HbA1c is the metric used to date in clinical trials demonstrating the benefits of improved glycemic control and has an excellent correlation with the mean glucose level. However, the HbA1c test is an indirect measure of average glycemia and is subject to limitations. Conditions such as recent blood transfusion and end-stage kidney disease may result in discrepancies between the HbA1c result and the patient’s true mean glycemia [11]. In patients with AMI, clinically relevant bleeding requiring transfusion is frequent within the 1st year after PCI. We used more than three measurements with an interval of 1.3 years to minimize the effect of possible transfusion on the HbA1c level early after PCI. Our cohort included a few patients undergoing dialysis, which was not different among the HbA1c groups.

This study has several limitations. First, as an observational study, we cannot conclude that the observed associations were causal. Unmeasured confounders may affect our results. Despite a relatively small number of patients enrolled, we adjusted with known confounding factors for the mortality after AMI. Second, new hypoglycemic agents such as glucagon-like peptide 1 receptor agonist and sodium-glucose cotransporter 2 inhibitors were not prescribed for our patient population at discharge. We enrolled patients who underwent PCI until the year of 2014, when those medications were not available.

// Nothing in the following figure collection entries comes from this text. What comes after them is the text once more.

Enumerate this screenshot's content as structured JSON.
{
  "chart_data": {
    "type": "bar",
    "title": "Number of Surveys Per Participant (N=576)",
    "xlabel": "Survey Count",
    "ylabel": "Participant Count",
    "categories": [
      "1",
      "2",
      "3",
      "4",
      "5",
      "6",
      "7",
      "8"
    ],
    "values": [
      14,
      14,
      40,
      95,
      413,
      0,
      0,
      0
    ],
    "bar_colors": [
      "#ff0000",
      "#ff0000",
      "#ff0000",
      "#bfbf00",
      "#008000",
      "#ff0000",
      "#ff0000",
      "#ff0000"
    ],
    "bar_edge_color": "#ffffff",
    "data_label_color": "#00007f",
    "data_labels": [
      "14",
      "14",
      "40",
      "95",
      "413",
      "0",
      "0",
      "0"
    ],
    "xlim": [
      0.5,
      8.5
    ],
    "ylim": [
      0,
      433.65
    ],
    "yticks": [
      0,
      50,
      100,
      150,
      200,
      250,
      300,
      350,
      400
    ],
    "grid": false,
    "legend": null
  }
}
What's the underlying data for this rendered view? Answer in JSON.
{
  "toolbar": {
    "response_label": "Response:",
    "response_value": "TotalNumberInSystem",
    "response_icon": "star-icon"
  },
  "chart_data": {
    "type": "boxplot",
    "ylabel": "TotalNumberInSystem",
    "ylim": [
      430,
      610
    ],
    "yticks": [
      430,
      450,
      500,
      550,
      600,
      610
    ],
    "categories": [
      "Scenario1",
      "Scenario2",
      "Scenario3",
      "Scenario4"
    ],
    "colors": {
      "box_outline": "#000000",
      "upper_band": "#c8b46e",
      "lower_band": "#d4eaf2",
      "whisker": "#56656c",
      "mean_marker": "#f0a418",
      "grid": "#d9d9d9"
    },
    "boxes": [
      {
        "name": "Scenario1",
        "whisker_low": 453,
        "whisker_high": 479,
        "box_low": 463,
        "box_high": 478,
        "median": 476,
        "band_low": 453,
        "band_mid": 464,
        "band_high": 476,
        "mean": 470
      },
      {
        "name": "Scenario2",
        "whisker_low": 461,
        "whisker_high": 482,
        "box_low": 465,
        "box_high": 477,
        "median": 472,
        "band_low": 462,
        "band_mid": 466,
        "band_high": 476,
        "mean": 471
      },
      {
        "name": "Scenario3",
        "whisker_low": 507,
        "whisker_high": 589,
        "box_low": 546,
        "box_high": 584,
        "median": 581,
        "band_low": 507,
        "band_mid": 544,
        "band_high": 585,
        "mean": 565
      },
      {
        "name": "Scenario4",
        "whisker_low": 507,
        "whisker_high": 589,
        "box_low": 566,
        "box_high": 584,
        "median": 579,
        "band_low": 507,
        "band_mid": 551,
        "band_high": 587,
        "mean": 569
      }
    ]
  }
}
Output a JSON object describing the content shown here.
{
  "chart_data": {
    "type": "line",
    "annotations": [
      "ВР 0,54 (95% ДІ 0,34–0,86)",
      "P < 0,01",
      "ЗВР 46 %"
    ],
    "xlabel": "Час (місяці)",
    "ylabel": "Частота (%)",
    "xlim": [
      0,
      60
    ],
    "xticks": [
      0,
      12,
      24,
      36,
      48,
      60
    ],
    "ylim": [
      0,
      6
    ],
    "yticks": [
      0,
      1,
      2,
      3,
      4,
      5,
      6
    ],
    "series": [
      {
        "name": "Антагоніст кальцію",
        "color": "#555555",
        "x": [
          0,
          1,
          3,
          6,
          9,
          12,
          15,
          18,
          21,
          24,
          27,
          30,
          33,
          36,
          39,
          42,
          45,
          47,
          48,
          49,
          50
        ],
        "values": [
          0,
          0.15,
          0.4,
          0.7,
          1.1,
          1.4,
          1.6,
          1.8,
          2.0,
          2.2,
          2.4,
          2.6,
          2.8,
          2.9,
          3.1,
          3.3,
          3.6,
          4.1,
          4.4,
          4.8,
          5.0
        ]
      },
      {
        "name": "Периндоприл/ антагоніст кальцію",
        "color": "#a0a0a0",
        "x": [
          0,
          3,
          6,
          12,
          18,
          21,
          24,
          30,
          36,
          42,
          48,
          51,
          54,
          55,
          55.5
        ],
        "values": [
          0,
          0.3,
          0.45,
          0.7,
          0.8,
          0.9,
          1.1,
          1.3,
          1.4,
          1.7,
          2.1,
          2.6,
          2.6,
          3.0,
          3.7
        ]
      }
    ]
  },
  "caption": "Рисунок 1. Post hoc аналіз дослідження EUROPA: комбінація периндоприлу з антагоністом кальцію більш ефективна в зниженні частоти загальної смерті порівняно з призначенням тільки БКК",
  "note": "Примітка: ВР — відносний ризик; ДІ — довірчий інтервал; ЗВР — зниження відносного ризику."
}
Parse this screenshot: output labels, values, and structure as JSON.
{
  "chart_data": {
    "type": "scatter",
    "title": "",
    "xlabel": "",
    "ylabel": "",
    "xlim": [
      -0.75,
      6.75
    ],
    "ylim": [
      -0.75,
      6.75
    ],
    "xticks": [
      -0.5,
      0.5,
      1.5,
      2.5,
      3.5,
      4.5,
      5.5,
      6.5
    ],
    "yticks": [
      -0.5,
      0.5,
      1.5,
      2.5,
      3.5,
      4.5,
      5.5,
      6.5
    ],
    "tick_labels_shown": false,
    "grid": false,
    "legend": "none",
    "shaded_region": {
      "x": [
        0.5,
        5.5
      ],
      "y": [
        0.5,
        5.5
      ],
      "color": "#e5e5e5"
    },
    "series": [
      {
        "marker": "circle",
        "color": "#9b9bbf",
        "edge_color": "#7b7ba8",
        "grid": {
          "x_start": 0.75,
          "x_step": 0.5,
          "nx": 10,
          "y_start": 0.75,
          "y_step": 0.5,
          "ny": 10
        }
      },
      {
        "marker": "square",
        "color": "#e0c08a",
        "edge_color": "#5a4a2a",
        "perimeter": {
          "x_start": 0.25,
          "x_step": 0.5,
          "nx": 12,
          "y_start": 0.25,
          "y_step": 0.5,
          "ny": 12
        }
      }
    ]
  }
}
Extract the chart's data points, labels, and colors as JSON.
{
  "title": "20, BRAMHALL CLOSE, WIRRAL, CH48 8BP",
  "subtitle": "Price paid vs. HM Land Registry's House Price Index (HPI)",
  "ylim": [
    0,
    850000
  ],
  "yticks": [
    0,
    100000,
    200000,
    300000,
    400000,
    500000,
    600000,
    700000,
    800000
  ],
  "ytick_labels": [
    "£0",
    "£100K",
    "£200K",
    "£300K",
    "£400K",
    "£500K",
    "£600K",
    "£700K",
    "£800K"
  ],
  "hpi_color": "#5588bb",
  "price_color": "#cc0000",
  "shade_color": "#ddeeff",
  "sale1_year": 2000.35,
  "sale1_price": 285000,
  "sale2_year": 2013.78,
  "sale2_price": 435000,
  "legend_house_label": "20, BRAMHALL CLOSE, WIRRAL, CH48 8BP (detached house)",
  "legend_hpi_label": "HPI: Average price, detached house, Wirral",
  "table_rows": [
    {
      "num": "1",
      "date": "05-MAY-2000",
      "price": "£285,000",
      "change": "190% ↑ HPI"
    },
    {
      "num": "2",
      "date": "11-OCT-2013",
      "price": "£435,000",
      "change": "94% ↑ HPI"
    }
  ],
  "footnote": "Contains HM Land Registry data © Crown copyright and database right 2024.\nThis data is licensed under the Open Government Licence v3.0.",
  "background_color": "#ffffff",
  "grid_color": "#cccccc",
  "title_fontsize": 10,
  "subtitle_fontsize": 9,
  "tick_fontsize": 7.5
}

Treatment with new hypoglycemic agents lowered HbA1c by 0.4–0.5% of HbA1c and demonstrated the mortality benefit in recent randomized trials [28, 29]. Further studies are required to assess whether the J-Curve relationship between HbA1c and mortality was maintained after using new hypoglycemic agents. Third, we analyzed 1384 patients from 4093 diabetic patients, raising concerns of possible selection bias and reducing study generalizability. Baseline characteristics between included and excluded diabetic patients were compared in the Additional file 1: Table S7. Excluded patients had higher risk characteristics such as older ages, higher Killip class, more co-morbidities, and lower left ventricular systolic function. Excluded patients are those at a higher risk of death than included patients. The shorter follow-up period of excluded patients may not be suitable for examining the effect of long-term glycemic control in this study. Fourth, HbA1c was measured irregularly and with wide intervals. However, the measurement interval was not significantly different among the HbA1c groups. The mean HbA1c level of our study reflects the values over a median of 3 years. Our study may represent the association between long-term glycemic control and long-term mortality in AMI patients with diabetes.

Conclusions

Mean HbA1c levels was associated with a J-curve relationship with all-cause mortality during long-term follow-up of diabetic patients with AMI. The mortality rate was the lowest in patients with HbA1C of 6.5–7.0% and increased when HbA1c was 6.5% or less and higher than 8.0%. The J-curve relationship between mean HbA1c and mortality was more robust in elderly patients.